Govt Safety Authority Denies Media Reports on New Laws Affecting Volunteers
19 January 2012 at 3:24 pm
Safe Work Australia, the government authority managing the implementation of the new Work Health and Safety (WHS) laws, has expressed concern over recent reports on the new laws suggesting the media claims could “seriously discourage volunteers and potential volunteers from undertaking volunteer work”.
Safe Work Australia Chair, Tom Phillips, said that the new federal WHS laws, which came into effect on 1 January, will not apply to every volunteering activity or organisation.
The new laws have already been rolled out in NSW and Queensland.
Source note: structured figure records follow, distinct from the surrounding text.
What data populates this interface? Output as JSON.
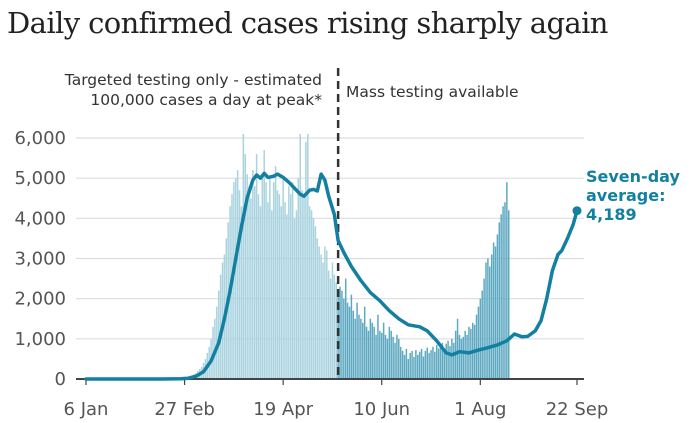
{
  "chart_data": {
    "type": "bar",
    "title": "Daily confirmed cases rising sharply again",
    "xlabel": "",
    "ylabel": "",
    "ylim": [
      0,
      6000
    ],
    "y_ticks": [
      0,
      1000,
      2000,
      3000,
      4000,
      5000,
      6000
    ],
    "y_tick_labels": [
      "0",
      "1,000",
      "2,000",
      "3,000",
      "4,000",
      "5,000",
      "6,000"
    ],
    "x_range_days": [
      0,
      260
    ],
    "x_ticks": [
      {
        "day": 0,
        "label": "6 Jan"
      },
      {
        "day": 52,
        "label": "27 Feb"
      },
      {
        "day": 104,
        "label": "19 Apr"
      },
      {
        "day": 156,
        "label": "10 Jun"
      },
      {
        "day": 208,
        "label": "1 Aug"
      },
      {
        "day": 259,
        "label": "22 Sep"
      }
    ],
    "grid": true,
    "divider": {
      "day": 133,
      "style": "dashed"
    },
    "annotations": {
      "left_line1": "Targeted testing only - estimated",
      "left_line2": "100,000 cases a day at peak*",
      "right": "Mass testing available"
    },
    "callout": {
      "line1": "Seven-day",
      "line2": "average:",
      "line3": "4,189",
      "day": 259,
      "value": 4189
    },
    "colors": {
      "bars_before": "#a9d3df",
      "bars_after": "#5ea9c2",
      "average_line": "#1380a1",
      "divider": "#333333",
      "grid": "#dddddd",
      "axis": "#444444"
    },
    "series": [
      {
        "name": "Seven-day average",
        "type": "line",
        "points": [
          [
            0,
            0
          ],
          [
            40,
            0
          ],
          [
            50,
            5
          ],
          [
            54,
            20
          ],
          [
            58,
            70
          ],
          [
            62,
            180
          ],
          [
            66,
            450
          ],
          [
            70,
            900
          ],
          [
            73,
            1500
          ],
          [
            76,
            2200
          ],
          [
            79,
            3000
          ],
          [
            82,
            3800
          ],
          [
            85,
            4500
          ],
          [
            88,
            4950
          ],
          [
            90,
            5080
          ],
          [
            92,
            5000
          ],
          [
            94,
            5120
          ],
          [
            96,
            5020
          ],
          [
            99,
            5050
          ],
          [
            101,
            5100
          ],
          [
            104,
            5020
          ],
          [
            107,
            4900
          ],
          [
            110,
            4750
          ],
          [
            113,
            4600
          ],
          [
            115,
            4550
          ],
          [
            118,
            4700
          ],
          [
            120,
            4720
          ],
          [
            122,
            4680
          ],
          [
            124,
            5100
          ],
          [
            126,
            4950
          ],
          [
            128,
            4550
          ],
          [
            131,
            4100
          ],
          [
            133,
            3450
          ],
          [
            136,
            3150
          ],
          [
            140,
            2800
          ],
          [
            145,
            2450
          ],
          [
            150,
            2150
          ],
          [
            155,
            1950
          ],
          [
            160,
            1700
          ],
          [
            165,
            1500
          ],
          [
            170,
            1350
          ],
          [
            176,
            1300
          ],
          [
            180,
            1200
          ],
          [
            185,
            950
          ],
          [
            190,
            650
          ],
          [
            193,
            600
          ],
          [
            197,
            680
          ],
          [
            202,
            650
          ],
          [
            207,
            720
          ],
          [
            212,
            780
          ],
          [
            217,
            850
          ],
          [
            222,
            950
          ],
          [
            226,
            1120
          ],
          [
            230,
            1050
          ],
          [
            233,
            1060
          ],
          [
            237,
            1200
          ],
          [
            240,
            1450
          ],
          [
            243,
            2000
          ],
          [
            246,
            2700
          ],
          [
            249,
            3100
          ],
          [
            251,
            3200
          ],
          [
            254,
            3500
          ],
          [
            257,
            3850
          ],
          [
            259,
            4189
          ]
        ]
      },
      {
        "name": "Daily confirmed cases",
        "type": "bar",
        "start_day": 50,
        "values": [
          10,
          20,
          30,
          15,
          40,
          60,
          90,
          120,
          150,
          200,
          250,
          300,
          400,
          500,
          650,
          800,
          1000,
          1300,
          1500,
          1800,
          2200,
          2600,
          2900,
          3100,
          3500,
          3900,
          4300,
          4600,
          4900,
          5000,
          5200,
          4700,
          4300,
          6100,
          5600,
          5100,
          4800,
          4500,
          5200,
          4800,
          5600,
          4600,
          4300,
          5100,
          5700,
          4900,
          4400,
          5000,
          4200,
          4900,
          5300,
          4700,
          4600,
          4300,
          5000,
          4400,
          4100,
          4800,
          4600,
          4900,
          4000,
          4200,
          5000,
          6100,
          4700,
          4600,
          5900,
          6100,
          4300,
          4200,
          4000,
          3800,
          3500,
          3300,
          3100,
          2900,
          3300,
          3200,
          2700,
          2500,
          2900,
          2600,
          2400,
          2100,
          2300,
          2200,
          2000,
          2500,
          1900,
          1800,
          2100,
          1700,
          1500,
          1900,
          1600,
          1500,
          1400,
          1800,
          1300,
          1200,
          1500,
          1400,
          1300,
          1100,
          1600,
          1200,
          1150,
          1400,
          1100,
          1000,
          1300,
          1200,
          1050,
          900,
          1100,
          1000,
          800,
          700,
          600,
          750,
          500,
          650,
          700,
          550,
          720,
          600,
          680,
          750,
          560,
          700,
          780,
          650,
          720,
          800,
          680,
          850,
          760,
          820,
          900,
          750,
          880,
          950,
          820,
          1000,
          900,
          1200,
          1500,
          1100,
          1000,
          1050,
          1200,
          1100,
          1300,
          1250,
          1400,
          1350,
          1600,
          1800,
          2000,
          2200,
          2500,
          2900,
          3000,
          2800,
          3100,
          3400,
          3300,
          3600,
          3900,
          4100,
          4300,
          4400,
          4900,
          4200
        ]
      }
    ]
  }
}
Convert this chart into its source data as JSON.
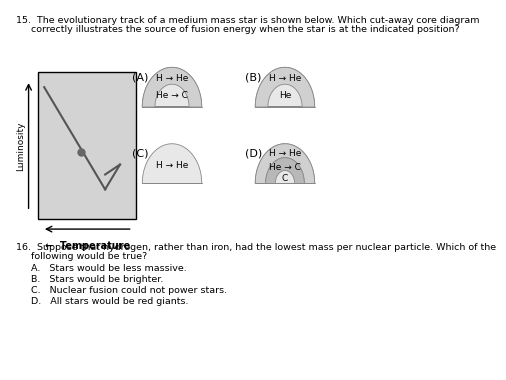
{
  "bg_color": "#ffffff",
  "box_color": "#d3d3d3",
  "text_color": "#000000",
  "label_A": "(A)",
  "label_B": "(B)",
  "label_C": "(C)",
  "label_D": "(D)",
  "A_lines": [
    "H → He",
    "He → C"
  ],
  "B_lines": [
    "H → He",
    "He"
  ],
  "C_lines": [
    "H → He"
  ],
  "D_lines": [
    "H → He",
    "He → C",
    "C"
  ],
  "temp_label": "←  Temperature",
  "lum_label": "Luminosity",
  "q15_line1": "15.  The evolutionary track of a medium mass star is shown below. Which cut-away core diagram",
  "q15_line2": "     correctly illustrates the source of fusion energy when the star is at the indicated position?",
  "q16_line1": "16.  Suppose that hydrogen, rather than iron, had the lowest mass per nuclear particle. Which of the",
  "q16_line2": "     following would be true?",
  "answers16": [
    "A.   Stars would be less massive.",
    "B.   Stars would be brighter.",
    "C.   Nuclear fusion could not power stars.",
    "D.   All stars would be red giants."
  ],
  "c_outer": "#e8e8e8",
  "c_mid": "#d0d0d0",
  "c_inner": "#b8b8b8",
  "radii_A": [
    [
      40,
      "#e8e8e8"
    ],
    [
      23,
      "#d0d0d0"
    ]
  ],
  "radii_B": [
    [
      40,
      "#e8e8e8"
    ],
    [
      23,
      "#d0d0d0"
    ]
  ],
  "radii_C": [
    [
      40,
      "#e8e8e8"
    ]
  ],
  "radii_D": [
    [
      40,
      "#e8e8e8"
    ],
    [
      26,
      "#d0d0d0"
    ],
    [
      13,
      "#b8b8b8"
    ]
  ]
}
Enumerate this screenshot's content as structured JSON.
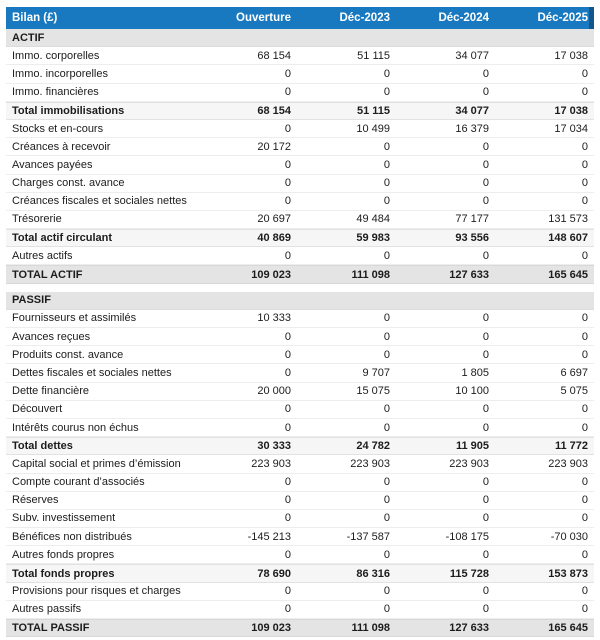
{
  "colors": {
    "header_bg": "#1879c0",
    "header_cap": "#14568a",
    "header_text": "#ffffff",
    "section_row_bg": "#e4e4e4",
    "subtotal_row_bg": "#f6f6f6",
    "total_row_bg": "#e4e4e4",
    "body_text": "#1c1c1c"
  },
  "table": {
    "currency_unit": "£",
    "columns": [
      "Bilan (£)",
      "Ouverture",
      "Déc-2023",
      "Déc-2024",
      "Déc-2025"
    ],
    "rows": [
      {
        "type": "section",
        "label": "ACTIF",
        "values": [
          "",
          "",
          "",
          ""
        ]
      },
      {
        "type": "normal",
        "label": "Immo. corporelles",
        "values": [
          "68 154",
          "51 115",
          "34 077",
          "17 038"
        ]
      },
      {
        "type": "normal",
        "label": "Immo. incorporelles",
        "values": [
          "0",
          "0",
          "0",
          "0"
        ]
      },
      {
        "type": "normal",
        "label": "Immo. financières",
        "values": [
          "0",
          "0",
          "0",
          "0"
        ]
      },
      {
        "type": "subtotal",
        "label": "Total immobilisations",
        "values": [
          "68 154",
          "51 115",
          "34 077",
          "17 038"
        ]
      },
      {
        "type": "normal",
        "label": "Stocks et en-cours",
        "values": [
          "0",
          "10 499",
          "16 379",
          "17 034"
        ]
      },
      {
        "type": "normal",
        "label": "Créances à recevoir",
        "values": [
          "20 172",
          "0",
          "0",
          "0"
        ]
      },
      {
        "type": "normal",
        "label": "Avances payées",
        "values": [
          "0",
          "0",
          "0",
          "0"
        ]
      },
      {
        "type": "normal",
        "label": "Charges const. avance",
        "values": [
          "0",
          "0",
          "0",
          "0"
        ]
      },
      {
        "type": "normal",
        "label": "Créances fiscales et sociales nettes",
        "values": [
          "0",
          "0",
          "0",
          "0"
        ]
      },
      {
        "type": "normal",
        "label": "Trésorerie",
        "values": [
          "20 697",
          "49 484",
          "77 177",
          "131 573"
        ]
      },
      {
        "type": "subtotal",
        "label": "Total actif circulant",
        "values": [
          "40 869",
          "59 983",
          "93 556",
          "148 607"
        ]
      },
      {
        "type": "normal",
        "label": "Autres actifs",
        "values": [
          "0",
          "0",
          "0",
          "0"
        ]
      },
      {
        "type": "total",
        "label": "TOTAL ACTIF",
        "values": [
          "109 023",
          "111 098",
          "127 633",
          "165 645"
        ]
      },
      {
        "type": "spacer",
        "label": "",
        "values": [
          "",
          "",
          "",
          ""
        ]
      },
      {
        "type": "section",
        "label": "PASSIF",
        "values": [
          "",
          "",
          "",
          ""
        ]
      },
      {
        "type": "normal",
        "label": "Fournisseurs et assimilés",
        "values": [
          "10 333",
          "0",
          "0",
          "0"
        ]
      },
      {
        "type": "normal",
        "label": "Avances reçues",
        "values": [
          "0",
          "0",
          "0",
          "0"
        ]
      },
      {
        "type": "normal",
        "label": "Produits const. avance",
        "values": [
          "0",
          "0",
          "0",
          "0"
        ]
      },
      {
        "type": "normal",
        "label": "Dettes fiscales et sociales nettes",
        "values": [
          "0",
          "9 707",
          "1 805",
          "6 697"
        ]
      },
      {
        "type": "normal",
        "label": "Dette financière",
        "values": [
          "20 000",
          "15 075",
          "10 100",
          "5 075"
        ]
      },
      {
        "type": "normal",
        "label": "Découvert",
        "values": [
          "0",
          "0",
          "0",
          "0"
        ]
      },
      {
        "type": "normal",
        "label": "Intérêts courus non échus",
        "values": [
          "0",
          "0",
          "0",
          "0"
        ]
      },
      {
        "type": "subtotal",
        "label": "Total dettes",
        "values": [
          "30 333",
          "24 782",
          "11 905",
          "11 772"
        ]
      },
      {
        "type": "normal",
        "label": "Capital social et primes d’émission",
        "values": [
          "223 903",
          "223 903",
          "223 903",
          "223 903"
        ]
      },
      {
        "type": "normal",
        "label": "Compte courant d’associés",
        "values": [
          "0",
          "0",
          "0",
          "0"
        ]
      },
      {
        "type": "normal",
        "label": "Réserves",
        "values": [
          "0",
          "0",
          "0",
          "0"
        ]
      },
      {
        "type": "normal",
        "label": "Subv. investissement",
        "values": [
          "0",
          "0",
          "0",
          "0"
        ]
      },
      {
        "type": "normal",
        "label": "Bénéfices non distribués",
        "values": [
          "-145 213",
          "-137 587",
          "-108 175",
          "-70 030"
        ]
      },
      {
        "type": "normal",
        "label": "Autres fonds propres",
        "values": [
          "0",
          "0",
          "0",
          "0"
        ]
      },
      {
        "type": "subtotal",
        "label": "Total fonds propres",
        "values": [
          "78 690",
          "86 316",
          "115 728",
          "153 873"
        ]
      },
      {
        "type": "normal",
        "label": "Provisions pour risques et charges",
        "values": [
          "0",
          "0",
          "0",
          "0"
        ]
      },
      {
        "type": "normal",
        "label": "Autres passifs",
        "values": [
          "0",
          "0",
          "0",
          "0"
        ]
      },
      {
        "type": "total",
        "label": "TOTAL PASSIF",
        "values": [
          "109 023",
          "111 098",
          "127 633",
          "165 645"
        ]
      }
    ]
  }
}
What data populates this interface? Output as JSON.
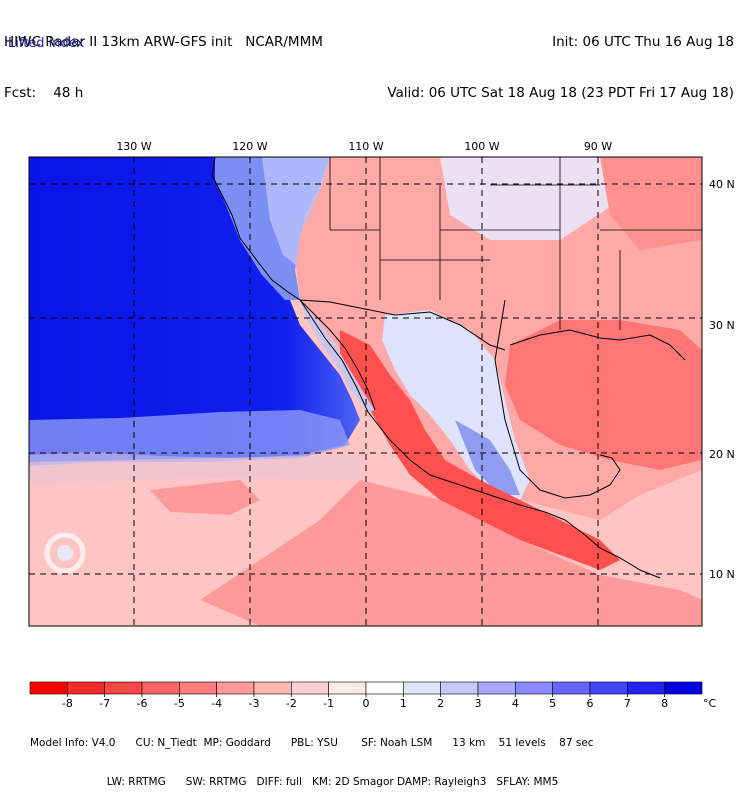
{
  "header": {
    "line1_left": "HIWC Radar II 13km ARW-GFS init   NCAR/MMM",
    "line2_left": "Fcst:    48 h",
    "line1_right": "Init: 06 UTC Thu 16 Aug 18",
    "line2_right": "Valid: 06 UTC Sat 18 Aug 18 (23 PDT Fri 17 Aug 18)",
    "field": "Lifted index"
  },
  "longitude_labels": [
    "130 W",
    "120 W",
    "110 W",
    "100 W",
    "90 W"
  ],
  "latitude_labels": [
    "40 N",
    "30 N",
    "20 N",
    "10 N"
  ],
  "colorbar": {
    "ticks": [
      "-8",
      "-7",
      "-6",
      "-5",
      "-4",
      "-3",
      "-2",
      "-1",
      "0",
      "1",
      "2",
      "3",
      "4",
      "5",
      "6",
      "7",
      "8"
    ],
    "unit": "°C",
    "colors": [
      "#ff0000",
      "#ff2a2a",
      "#ff4646",
      "#ff6262",
      "#ff7d7d",
      "#ff9898",
      "#ffb4b4",
      "#ffd0d0",
      "#ffeaea",
      "#ffffff",
      "#e4e4ff",
      "#c8c8ff",
      "#a8a8ff",
      "#8888ff",
      "#6666ff",
      "#4444ff",
      "#2222ff",
      "#0000e8"
    ]
  },
  "footer": {
    "line1": "Model Info: V4.0      CU: N_Tiedt  MP: Goddard      PBL: YSU       SF: Noah LSM      13 km    51 levels    87 sec",
    "line2": "                       LW: RRTMG      SW: RRTMG   DIFF: full   KM: 2D Smagor DAMP: Rayleigh3   SFLAY: MM5"
  },
  "colors": {
    "ocean_stable": "#0a14e6",
    "ocean_mid": "#4a5af0",
    "land_unstable": "#ff8c8c",
    "tropics": "#ffbcbc"
  }
}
“They apply if a volunteer organisation employs staff as well as volunteers to carry out work for the organisation,” Phillips said.
“The new WHS laws do not, for example, apply to the local junior football club run entirely by volunteers or to any community group which does not have any employees.”
Some media reports say the new laws mean volunteers will be regarded as ‘workers’ and can be prosecuted for safety breaches.
Safe Work Australia says that the former occupational health and safety (OHS) legislation in Queensland, the Northern Territory and the ACT mirrors the new laws, while in all other states, the protections afforded by OHS legislation also applied to volunteers at workplaces.
According to recent figures from the Australian Bureau of Statistics, more than 6.1 million people participate in voluntary work across Australia.
The Minister for Workplace Relations, Bill Shorten, said that the Government is mindful of placing unnecessary administrative burdens on volunteer organisations.
“The Gillard Government’s new national OHS laws codify existing common law to ensure volunteers undertake their activities in safety – and will not depart from current practice for volunteer organisations,” Shorten said.
“The fact is nearly all volunteer organisations already have good OHS practices in place and won’t face any additional burdens whatsoever.”
Meanwhile, Volunteering Australia has endorsed the new laws, with chief executive, Cary Pedicini, saying they were a “good thing” for volunteers.
“Harmonisation will mean a higher level of protection for volunteers applied consistently no matter where they volunteer,” Pedicini said.
“We will continue to work with Safe Work Australia to address any concerns that arise as we have done for the last twelve months.”